Einmal ist es vorgekommen, daß eine Abtheilung dem Senioren-Convent Trotz bot, vor zwei Jahren, bei der Wahl der Commission zur Vorberathung des Socialistengesetzentwurfes. Eine von den einundzwanzig Mitgliedstellen war vom Senioren-Convent Herrn Bebel zugedacht worden, damit ein Vertreter der socialdemokratischen Abgeordneten in der Commission Sitz und Stimme habe. Die betreffende Abtheilung aber, überwiegend aus conservativen Herren bestehend, machte von ihrem geschäftsordnungsmäßig ganz unbestreitbaren, einzig durch die Tradition außer Uebung gekommenen Wahlrecht Gebrauch und schickte an Stelle des Herrn Bebel Einen der Ihren.
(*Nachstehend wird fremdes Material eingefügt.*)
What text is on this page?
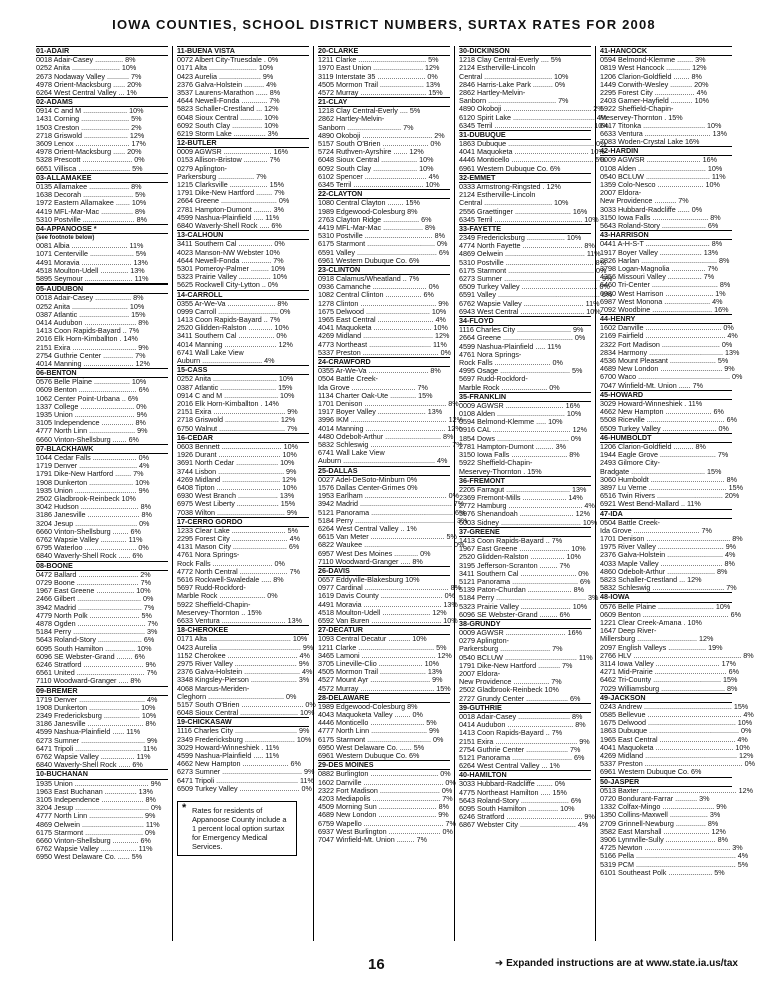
IOWA COUNTIES, SCHOOL DISTRICT NUMBERS, SURTAX RATES FOR 2008
01-ADAIR
0018 Adair-Casey .............. 8%
0252 Anita ........................ 10%
2673 Nodaway Valley ........... 7%
4978 Orient-Macksburg ...... 20%
6264 West Central Valley ... 1%
02-ADAMS
0914 C and M ...................... 10%
1431 Corning ........................ 5%
1503 Creston ........................ 2%
2718 Griswold ...................... 12%
3609 Lenox ........................... 17%
4978 Orient-Macksburg ...... 20%
5328 Prescott ......................... 0%
6651 Villisca .......................... 5%
03-ALLAMAKEE
0135 Allamakee .................... 8%
1638 Decorah ......................... 5%
1972 Eastern Allamakee ....... 10%
4419 MFL-Mar-Mac ................ 8%
5310 Postville .......................... 8%
04-APPANOOSE *
(see footnote below)
0081 Albia ............................ 11%
1071 Centerville ...................... 5%
4491 Moravia ......................... 13%
4518 Moulton-Udell .............. 13%
5895 Seymour ........................ 11%
05-AUDUBON
0018 Adair-Casey .................. 8%
0252 Anita ............................ 10%
0387 Atlantic ......................... 15%
0414 Audubon .......................... 8%
1413 Coon Rapids-Bayard .. 7%
2016 Elk Horn-Kimballton . 14%
2151 Exira ................................ 9%
2754 Guthrie Center ............... 7%
4014 Manning ......................... 12%
06-BENTON
0576 Belle Plaine .................. 10%
0609 Benton ............................. 6%
1062 Center Point-Urbana .. 6%
1337 College ........................... 0%
1935 Union .............................. 9%
3105 Independence ................ 8%
4777 North Linn ....................... 9%
6660 Vinton-Shellsburg ....... 6%
07-BLACKHAWK
1044 Cedar Falls ...................... 0%
1719 Denver ............................. 4%
1791 Dike-New Hartford ........ 7%
1908 Dunkerton ...................... 10%
1935 Union ............................... 9%
2502 Gladbrook-Reinbeck 10%
3042 Hudson ............................. 8%
3186 Janesville .......................... 8%
3204 Jesup ............................... 0%
6660 Vinton-Shellsburg ........ 6%
6762 Wapsie Valley ............. 11%
6795 Waterloo .......................... 0%
6840 Waverly-Shell Rock ...... 6%
08-BOONE
0472 Ballard .............................. 2%
0729 Boone ............................... 7%
1967 East Greene ................... 10%
2466 Gilbert ................................ 0%
3942 Madrid ................................ 7%
4779 North Polk ......................... 5%
4878 Ogden .................................. 7%
5184 Perry .................................... 3%
5643 Roland-Story ...................... 6%
6095 South Hamilton ............... 10%
6096 SE Webster-Grand ........ 6%
6246 Stratford .............................. 9%
6561 United .................................. 7%
7110 Woodward-Granger ..... 8%
09-BREMER
1719 Denver ................................. 4%
1908 Dunkerton ......................... 10%
2349 Fredericksburg .................. 10%
3186 Janesville ............................ 8%
4599 Nashua-Plainfield ...... 11%
6273 Sumner ................................ 9%
6471 Tripoli ................................. 11%
6762 Wapsie Valley ................. 11%
6840 Waverly-Shell Rock ...... 6%
10-BUCHANAN
1935 Union ..................................... 9%
1963 East Buchanan ................ 13%
3105 Independence ..................... 8%
3204 Jesup ..................................... 0%
4777 North Linn ........................... 9%
4869 Oelwein ............................... 11%
6175 Starmont ............................. 0%
6660 Vinton-Shellsburg ............. 6%
6762 Wapsie Valley .................. 11%
6950 West Delaware Co. ...... 5%
11-BUENA VISTA
0072 Albert City-Truesdale . 0%
0171 Alta ........................ 10%
0423 Aurelia ..................... 9%
2376 Galva-Holstein .......... 4%
3537 Laurens-Marathon ...... 8%
4644 Newell-Fonda ............. 7%
5823 Schaller-Crestland ... 12%
6048 Sioux Central ........... 10%
6092 South Clay ............... 10%
6219 Storm Lake ................ 3%
12-BUTLER
0009 AGWSR ........................ 16%
0153 Allison-Bristow ............ 7%
0279 Aplington-
Parkersburg .................. 7%
1215 Clarksville ................... 15%
1791 Dike-New Hartford ........ 7%
2664 Greene ............................ 0%
2781 Hampton-Dumont ......... 3%
4599 Nashua-Plainfield ..... 11%
6840 Waverly-Shell Rock ..... 6%
13-CALHOUN
3411 Southern Cal ................. 0%
4023 Manson-NW Webster 10%
4644 Newell-Fonda ............... 7%
5301 Pomeroy-Palmer ......... 10%
5323 Prairie Valley ................ 10%
5625 Rockwell City-Lytton .. 0%
14-CARROLL
0355 Ar-We-Va ........................ 8%
0999 Carroll .............................. 0%
1413 Coon Rapids-Bayard .. 7%
2520 Glidden-Ralston ............ 10%
3411 Southern Cal .................. 0%
4014 Manning .......................... 12%
6741 Wall Lake View
Auburn .............................. 4%
15-CASS
0252 Anita ................................ 10%
0387 Atlantic ............................ 15%
0914 C and M ........................... 10%
2016 Elk Horn-Kimballton . 14%
2151 Exira .................................... 9%
2718 Griswold ........................... 12%
6750 Walnut ................................. 7%
16-CEDAR
0603 Bennett .............................. 10%
1926 Durant ............................... 10%
3691 North Cedar ..................... 10%
3744 Lisbon ................................. 9%
4269 Midland ............................. 12%
6408 Tipton ................................ 10%
6930 West Branch .................... 13%
6975 West Liberty ..................... 15%
7038 Wilton .................................. 9%
17-CERRO GORDO
1233 Clear Lake ........................... 5%
2295 Forest City ............................ 4%
4131 Mason City ........................... 6%
4761 Nora Springs-
Rock Falls .............................. 0%
4772 North Central ........................ 7%
5616 Rockwell-Swaledale ..... 8%
5697 Rudd-Rockford-
Marble Rock ....................... 0%
5922 Sheffield-Chapin-
Meservey-Thornton .. 15%
6633 Ventura ................................ 13%
18-CHEROKEE
0171 Alta ......................................... 10%
0423 Aurelia ......................................... 9%
1152 Cherokee ................................... 4%
2975 River Valley ............................... 9%
2376 Galva-Holstein ............................ 4%
3348 Kingsley-Pierson ....................... 3%
4068 Marcus-Meriden-
Cleghorn ...................................... 0%
5157 South O'Brien ............................... 0%
6048 Sioux Central ............................. 10%
19-CHICKASAW
1116 Charles City ............................... 9%
2349 Fredericksburg ......................... 10%
3029 Howard-Winneshiek . 11%
4599 Nashua-Plainfield ..... 11%
4662 New Hampton ....................... 6%
6273 Sumner ........................................ 9%
6471 Tripoli ......................................... 11%
6509 Turkey Valley .............................. 0%
* Rates for residents of Appanoose County include a 1 percent local option surtax for Emergency Medical Services.
20-CLARKE
1211 Clarke .................................. 5%
1970 East Union ......................... 12%
3119 Interstate 35 ........................ 0%
4505 Mormon Trail ...................... 13%
4572 Murray ................................. 15%
21-CLAY
1218 Clay Central-Everly .... 5%
2862 Hartley-Melvin-
Sanborn ........................... 7%
4890 Okoboji ................................... 2%
5157 South O'Brien ....................... 0%
5724 Ruthven-Ayrshire ....... 12%
6048 Sioux Central .................. 10%
6092 South Clay ...................... 10%
6102 Spencer ............................... 4%
6345 Terril ................................... 10%
22-CLAYTON
1080 Central Clayton ........ 15%
1989 Edgewood-Colesburg 8%
2763 Clayton Ridge .................. 6%
4419 MFL-Mar-Mac .................... 8%
5310 Postville .................................. 8%
6175 Starmont .................................. 0%
6591 Valley ........................................ 6%
6961 Western Dubuque Co. 6%
23-CLINTON
0918 Calamus/Wheatland .. 7%
0936 Camanche ........................... 0%
1082 Central Clinton .................. 6%
1278 Clinton ...................................... 9%
1675 Delwood ................................ 10%
1965 East Central ............................ 4%
4041 Maquoketa ............................. 10%
4269 Midland ................................... 12%
4773 Northeast ............................... 11%
5337 Preston ...................................... 0%
24-CRAWFORD
0355 Ar-We-Va .............................. 8%
0504 Battle Creek-
Ida Grove ................................ 7%
1134 Charter Oak-Ute ............. 15%
1701 Denison ......................................... 8%
1917 Boyer Valley ........................ 13%
3996 IKM ................................................ 12%
4014 Manning ........................................ 12%
4480 Odebolt-Arthur ............................ 8%
5832 Schleswig ........................................ 7%
6741 Wall Lake View
Auburn .............................................. 4%
25-DALLAS
0027 Adel-DeSoto-Minburn 0%
1576 Dallas Center-Grimes 0%
1953 Earlham ......................................... 0%
3942 Madrid .............................................. 7%
5121 Panorama ......................................... 6%
5184 Perry .................................................. 3%
6264 West Central Valley .. 1%
6615 Van Meter ..................................... 5%
6822 Waukee ............................................ 0%
6957 West Des Moines ............ 0%
7110 Woodward-Granger ..... 8%
26-DAVIS
0657 Eddyville-Blakesburg 10%
0977 Cardinal .......................................... 8%
1619 Davis County ............................... 0%
4491 Moravia ....................................... 13%
4518 Moulton-Udell ........................ 12%
6592 Van Buren ................................... 10%
27-DECATUR
1093 Central Decatur ........... 10%
1211 Clarke ...................................... 5%
3465 Lamoni ..................................... 12%
3705 Lineville-Clio ...................... 10%
4505 Mormon Trail ....................... 13%
4527 Mount Ayr .............................. 9%
4572 Murray ..................................... 15%
28-DELAWARE
1989 Edgewood-Colesburg 8%
4043 Maquoketa Valley ........ 0%
4446 Monticello ........................... 5%
4777 North Linn ............................ 9%
6175 Starmont ................................ 0%
6950 West Delaware Co. ...... 5%
6961 Western Dubuque Co. 6%
29-DES MOINES
0882 Burlington .................................. 0%
1602 Danville ........................................ 0%
2322 Fort Madison .............................. 0%
4203 Mediapolis .................................. 7%
4509 Morning Sun ............................. 8%
4689 New London ............................. 9%
6759 Wapello ........................................ 7%
6937 West Burlington .......................... 0%
7047 Winfield-Mt. Union ......... 7%
30-DICKINSON
1218 Clay Central-Everly .... 5%
2124 Estherville-Lincoln
Central .................................. 10%
2846 Harris-Lake Park .......... 0%
2862 Hartley-Melvin-
Sanborn .................................. 7%
4890 Okoboji ............................................ 2%
6120 Spirit Lake ......................................... 4%
6345 Terril ................................................. 10%
31-DUBUQUE
1863 Dubuque ........................................... 0%
4041 Maquoketa ..................................... 10%
4446 Monticello ......................................... 5%
6961 Western Dubuque Co. 6%
32-EMMET
0333 Armstrong-Ringsted . 12%
2124 Estherville-Lincoln
Central .................................. 10%
2556 Graettinger ............................ 16%
6345 Terril ............................................ 10%
33-FAYETTE
2349 Fredericksburg ................... 10%
4774 North Fayette .............................. 8%
4869 Oelwein ........................................ 11%
5310 Postville ............................................ 8%
6175 Starmont ........................................... 0%
6273 Sumner ................................................ 9%
6509 Turkey Valley ...................................... 0%
6591 Valley ................................................... 6%
6762 Wapsie Valley .............................. 11%
6943 West Central ................................ 10%
34-FLOYD
1116 Charles City ........................... 9%
2664 Greene ................................... 0%
4599 Nashua-Plainfield ..... 11%
4761 Nora Springs-
Rock Falls ............................ 0%
4995 Osage ................................... 5%
5697 Rudd-Rockford-
Marble Rock ....................... 0%
35-FRANKLIN
0009 AGWSR ............................. 16%
0108 Alden .................................. 10%
0594 Belmond-Klemme ..... 10%
0916 CAL ....................................... 12%
1854 Dows .................................... 0%
2781 Hampton-Dumont ......... 3%
3150 Iowa Falls ............................ 8%
5922 Sheffield-Chapin-
Meservey-Thornton . 15%
36-FREMONT
2205 Farragut ................................ 13%
2369 Fremont-Mills ...................... 14%
2772 Hamburg ..................................... 4%
5976 Shenandoah ........................... 12%
6003 Sidney ........................................ 10%
37-GREENE
1413 Coon Rapids-Bayard .. 7%
1967 East Greene ......................... 10%
2520 Glidden-Ralston ................. 10%
3195 Jefferson-Scranton ......... 7%
3411 Southern Cal ............................ 0%
5121 Panorama ................................. 6%
5139 Paton-Churdan ...................... 8%
5184 Perry ............................................. 3%
5323 Prairie Valley ......................... 10%
6096 SE Webster-Grand ......... 6%
38-GRUNDY
0009 AGWSR .............................. 16%
0279 Aplington-
Parkersburg ......................... 7%
0540 BCLUW .................................... 11%
1791 Dike-New Hartford ........... 7%
2007 Eldora-
New Providence .................. 7%
2502 Gladbrook-Reinbeck 10%
2727 Grundy Center ..................... 6%
39-GUTHRIE
0018 Adair-Casey .......................... 8%
0414 Audubon ................................. 8%
1413 Coon Rapids-Bayard .. 7%
2151 Exira ......................................... 9%
2754 Guthrie Center ..................... 7%
5121 Panorama .............................. 6%
6264 West Central Valley ... 1%
40-HAMILTON
3033 Hubbard-Radcliffe ........ 0%
4775 Northeast Hamilton ..... 15%
5643 Roland-Story ........................ 6%
6095 South Hamilton ............... 10%
6246 Stratford ...................................... 9%
6867 Webster City ............................ 4%
41-HANCOCK
0594 Belmond-Klemme ........ 3%
0819 West Hancock ............ 12%
1206 Clarion-Goldfield ........ 8%
1449 Corwith-Wesley ........... 20%
2295 Forest City .................... 4%
2403 Garner-Hayfield ........... 10%
5922 Sheffield-Chapin-
Meservey-Thornton . 15%
6417 Titonka ............................... 10%
6633 Ventura ................................. 13%
7083 Woden-Crystal Lake 16%
42-HARDIN
0009 AGWSR ........................... 16%
0108 Alden .................................. 10%
0540 BCLUW ................................ 11%
1359 Colo-Nesco ....................... 10%
2007 Eldora-
New Providence ........... 7%
3033 Hubbard-Radcliffe ...... 0%
3150 Iowa Falls ............................ 8%
5643 Roland-Story ...................... 6%
43-HARRISON
0441 A-H-S-T ................................ 8%
1917 Boyer Valley ..................... 13%
2826 Harlan ...................................... 8%
3798 Logan-Magnolia ................. 7%
4356 Missouri Valley ................. 7%
6460 Tri-Center ................................. 8%
6980 West Harrison ........................ 1%
6987 West Monona ....................... 4%
7092 Woodbine .............................. 16%
44-HENRY
1602 Danville ...................................... 0%
2169 Fairfield ........................................ 4%
2322 Fort Madison ............................. 0%
2834 Harmony ..................................... 13%
4536 Mount Pleasant ....................... 5%
4689 New London ............................... 9%
6700 Waco .............................................. 0%
7047 Winfield-Mt. Union ...... 7%
45-HOWARD
3029 Howard-Winneshiek . 11%
4662 New Hampton ....................... 6%
5508 Riceville ....................................... 6%
6509 Turkey Valley ........................... 0%
46-HUMBOLDT
1206 Clarion-Goldfield .......... 8%
1944 Eagle Grove ............................ 7%
2493 Gilmore City-
Bradgate ..................................... 15%
3060 Humboldt ..................................... 8%
3897 Lu Verne ....................................... 15%
6516 Twin Rivers ................................. 20%
6921 West Bend-Mallard .. 11%
47-IDA
0504 Battle Creek-
Ida Grove ................................. 7%
1701 Denison .......................................... 8%
1975 River Valley ................................. 9%
2376 Galva-Holstein ............................ 4%
4033 Maple Valley ............................... 8%
4860 Odebolt-Arthur ........................ 8%
5823 Schaller-Crestland ... 12%
5832 Schleswig .................................... 7%
48-IOWA
0576 Belle Plaine ............................ 10%
0609 Benton ........................................... 6%
1221 Clear Creek-Amana . 10%
1647 Deep River-
Millersburg .............................. 12%
2097 English Valleys ................... 19%
2766 HLV ...................................................... 8%
3114 Iowa Valley ................................ 17%
4271 Mid-Prairie .................................... 6%
6462 Tri-County .................................. 15%
7029 Williamsburg ................................ 8%
49-JACKSON
0243 Andrew ............................................ 15%
0585 Bellevue ............................................... 4%
1675 Delwood ............................................ 10%
1863 Dubuque ............................................. 0%
1965 East Central ...................................... 4%
4041 Maquoketa ....................................... 10%
4269 Midland .............................................. 12%
5337 Preston ................................................. 0%
6961 Western Dubuque Co. 6%
50-JASPER
0513 Baxter ................................................ 12%
0720 Bondurant-Farrar ........... 3%
1332 Colfax-Mingo .......................... 9%
1350 Collins-Maxwell ................... 3%
2709 Grinnell-Newburg ............... 8%
3582 East Marshall ....................... 12%
3906 Lynnville-Sully ......................... 8%
4725 Newton ........................................... 3%
5166 Pella .................................................. 4%
5319 PCM .................................................. 5%
6101 Southeast Polk ...................... 5%
16	➜ Expanded instructions are at www.state.ia.us/tax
Dieser Vorfall machte in parlamentarischen Kreisen um so peinlicheres Aufsehen, als die eine Stimme wohl hätte entscheidend sein können, und als man sich sagen mußte, daß die Correctur des Zufalls, an dessen Stelle die Verabredungen des Senioren-Convents die Regeln der Gerechtigkeit und Billigkeit setzten, nur dann sich rechtfertigen lasse, wenn diese Verabredungen unbedingt respectirt würden.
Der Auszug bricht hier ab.